Yavaşça gözlerimi aralamaya çalıştım. Heryer çok soğuktu. Gözlerimi yavaş yavaş ovalayarak açmayı başardım. Uyku mahrumu gözlerimle boş boş televizyona baktım. Film izlerken uyuyakalmıştım. Bilincim biraz daha açılınca elim telefona gitti ve saate baktım. Gece üç buçuğa geliyordu. Biranda evin içini rüzgar uğultuları doldurdu. Kafamı çevirdiğimde pencerenin açık olduğunu gördüm. Yavaş ve paytak adımlarla pencereyi kapattım. Tekrar eski yerime oturdum. Boş boş etrafa baktım. Acaba buradan ne zaman gidecektim?..Ayağa kalktım ve mutfağa gittim. Giderken yanıma sabah bulduğum Ayıcık Pamuk'u almayı unutmadım. Kendime bir bardak su döktüm ve yavaş yavaş içmeye başladım. O sırada yukardan bir şeyin düşmesi evdeki sessizliği bozdu. Duraksadım. Sadece evi dinledim. Başka ses gelmedi. Ama ürkmüştüm. Tekrar salona geçerek telefonumu aldım. Ve karşıma çıkan ilk numaranın kime ait olduğunu bilmeden bastım. "Arya.." dedi bilinmeyen numara. Bu Atlas'tı. Mikrofona doğru istemeden titrek bir nefes verdim. "Arya, iyimisin? Bir sorun yoktur umarım." Yutkundum. "Atlas..Galiba evde birisi var. Korkuyorum." Atlas biraz duraksadı. Sanki dediklerimi anlamaya çalışıyor gibi bir hâli vardı. "Bu ne demek oluyor Arya?"
"Emin değilim Atlas... Daha yeni yukarıda birşey düştüğünü duydum. Uykudan yeni uyandım. Korkuyorum gel nolur. Çok ihtiyacım var.."
"Arabadayım sakin ol Arya geliyorum."
"Uykuluyken halisülasyon görmüş veya duymuş olabilir misin Arya?"
Atlas derin bir nefes verdi. Arabada olmalıydı. Gaza daha çok yüklendiği burdan bile anlaşılıyordu. Motor fazla yüklenildiğinden dolayı fazla ses çıkarıyordu. Kalbim stresten çok hızlı çarpıyordu ve canımı yakıyordu.
"Atlas.." titrek bir nefes verdim. "Kalbim çok sıkışıyor."
"Arya derin derin nefes al ver hemen gelicem sakin ol."
Evin sessizliğini bozan şey adım sesleriydi. Merdivenlerden birisi iniyordu sanki. Sese kulak kesildim. Evet merdivenlerden birisi iniyordu.

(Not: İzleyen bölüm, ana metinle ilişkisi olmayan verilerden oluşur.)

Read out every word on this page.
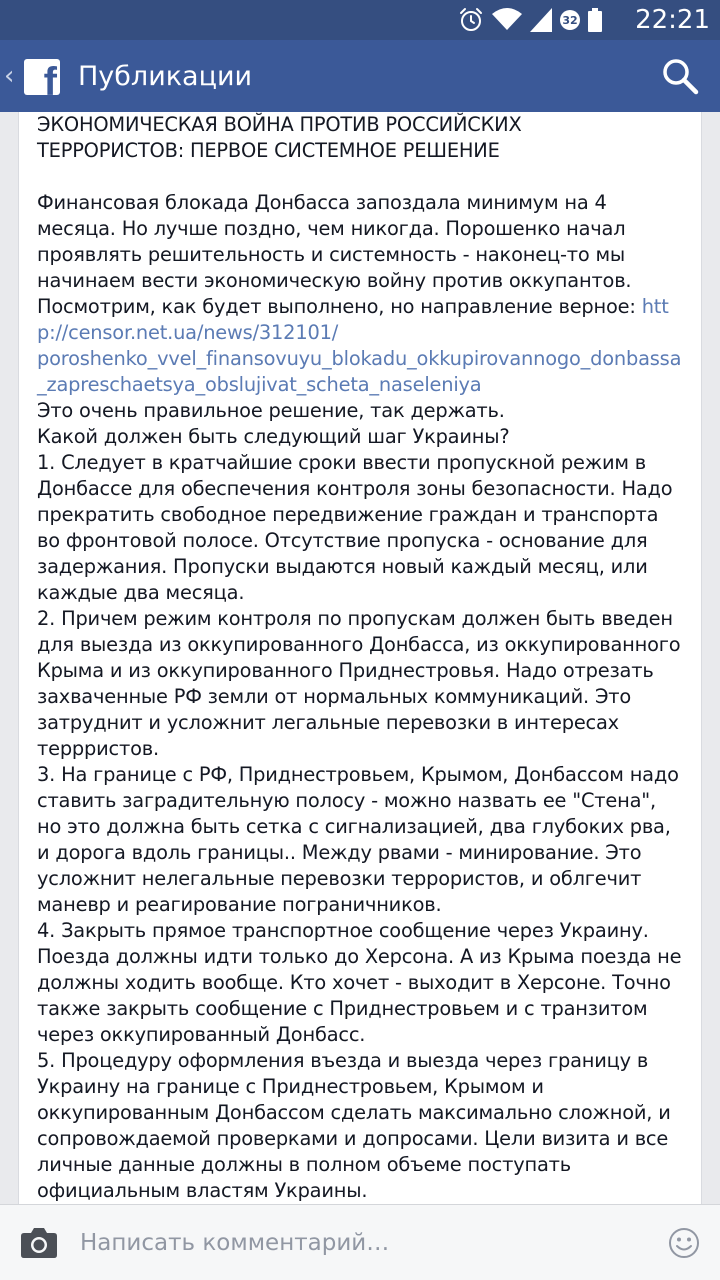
32 22:21
‹ f Публикации

ЭКОНОМИЧЕСКАЯ ВОЙНА ПРОТИВ РОССИЙСКИХ

ТЕРРОРИСТОВ: ПЕРВОЕ СИСТЕМНОЕ РЕШЕНИЕ

Финансовая блокада Донбасса запоздала минимум на 4 месяца. Но лучше поздно, чем никогда. Порошенко начал проявлять решительность и системность - наконец-то мы начинаем вести экономическую войну против оккупантов. Посмотрим, как будет выполнено, но направление верное: http://censor.net.ua/news/312101/

poroshenko_vvel_finansovuyu_blokadu_okkupirovannogo_donbassa

_zapreschaetsya_obslujivat_scheta_naseleniya

Это очень правильное решение, так держать.

Какой должен быть следующий шаг Украины?

1. Следует в кратчайшие сроки ввести пропускной режим в Донбассе для обеспечения контроля зоны безопасности. Надо прекратить свободное передвижение граждан и транспорта во фронтовой полосе. Отсутствие пропуска - основание для задержания. Пропуски выдаются новый каждый месяц, или каждые два месяца.

2. Причем режим контроля по пропускам должен быть введен для выезда из оккупированного Донбасса, из оккупированного Крыма и из оккупированного Приднестровья. Надо отрезать захваченные РФ земли от нормальных коммуникаций. Это затруднит и усложнит легальные перевозки в интересах террристов.

3. На границе с РФ, Приднестровьем, Крымом, Донбассом надо ставить заградительную полосу - можно назвать ее "Стена", но это должна быть сетка с сигнализацией, два глубоких рва, и дорога вдоль границы.. Между рвами - минирование. Это усложнит нелегальные перевозки террористов, и облгечит маневр и реагирование пограничников.

4. Закрыть прямое транспортное сообщение через Украину. Поезда должны идти только до Херсона. А из Крыма поезда не должны ходить вообще. Кто хочет - выходит в Херсоне. Точно также закрыть сообщение с Приднестровьем и с транзитом через оккупированный Донбасс.

5. Процедуру оформления въезда и выезда через границу в Украину на границе с Приднестровьем, Крымом и оккупированным Донбассом сделать максимально сложной, и сопровождаемой проверками и допросами. Цели визита и все личные данные должны в полном объеме поступать официальным властям Украины.

Написать комментарий…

"Atlas evde birisi var. Şuan merdivenlerden aşağı kata iniyor..." Kalbim tekledi ve güçsüz bir nefes almak zorunda kaldım. "..Ve ben çok.." bir nefes daha. "..Ve ben çok korkuyorum Atlas.."
"Arya sakin ol, sana yarım saatlik bir konumdayım."
Tek tek kapıları tıklatıyordu evdeki kişi. Hemen kapının kilitli olduğundan emin oldum. Kilitliydi. Azda olsa güvendeydim.
"Atlas...bana birşey olursa..." Cümlem yarım kaldı. Atlas sözümü kesti.
"Arya sakın. Ben varken sana kimse birşey yapamaz. Duymamış oluyum."
Benim kapım tıklatılmaya başlamıştı. Hiç ses çıkrmadım. Telefonun sesini kısabildiğim kadar kıstım. "Arya kız?..Nerdesin? Oyun mu oynamak istiyorsun?" Derin bir nefes verdim. Korkuyordum. Atlas benim duyabileceğim bir sesle küfretti. "Arya sakın ses etme, sus." Diyerek bir uyarı yaptı hemen sonra. Bu adamda kimdi? Ne istiyordu benden? Sesi çatlak çıkıyordu. Tehlikeli olduğu sesinden bile belliydi. Adımı nerden öğrenmişti? Adım sesleri tekrar duyuldu. Yavaş yavaş ayak sesleri uzaklaştı. Uzaktan bir ses daha duyuldu. "Buradasın biliyorum!" Diyerek bağırdı. Telefonun mikrofonuna yaklaştım ve fısıldayarak "Atlas nerdesin?" Dedim. "Biraz sonra oradayım arabayı gizliyorum. Geldiğimi görmemeli." Görmeyeceğini biliyordum ama yinede kafa salladım. "Arya kapatmalıyım, az sonra duyacağın seslerden sakın korkma olur mu?"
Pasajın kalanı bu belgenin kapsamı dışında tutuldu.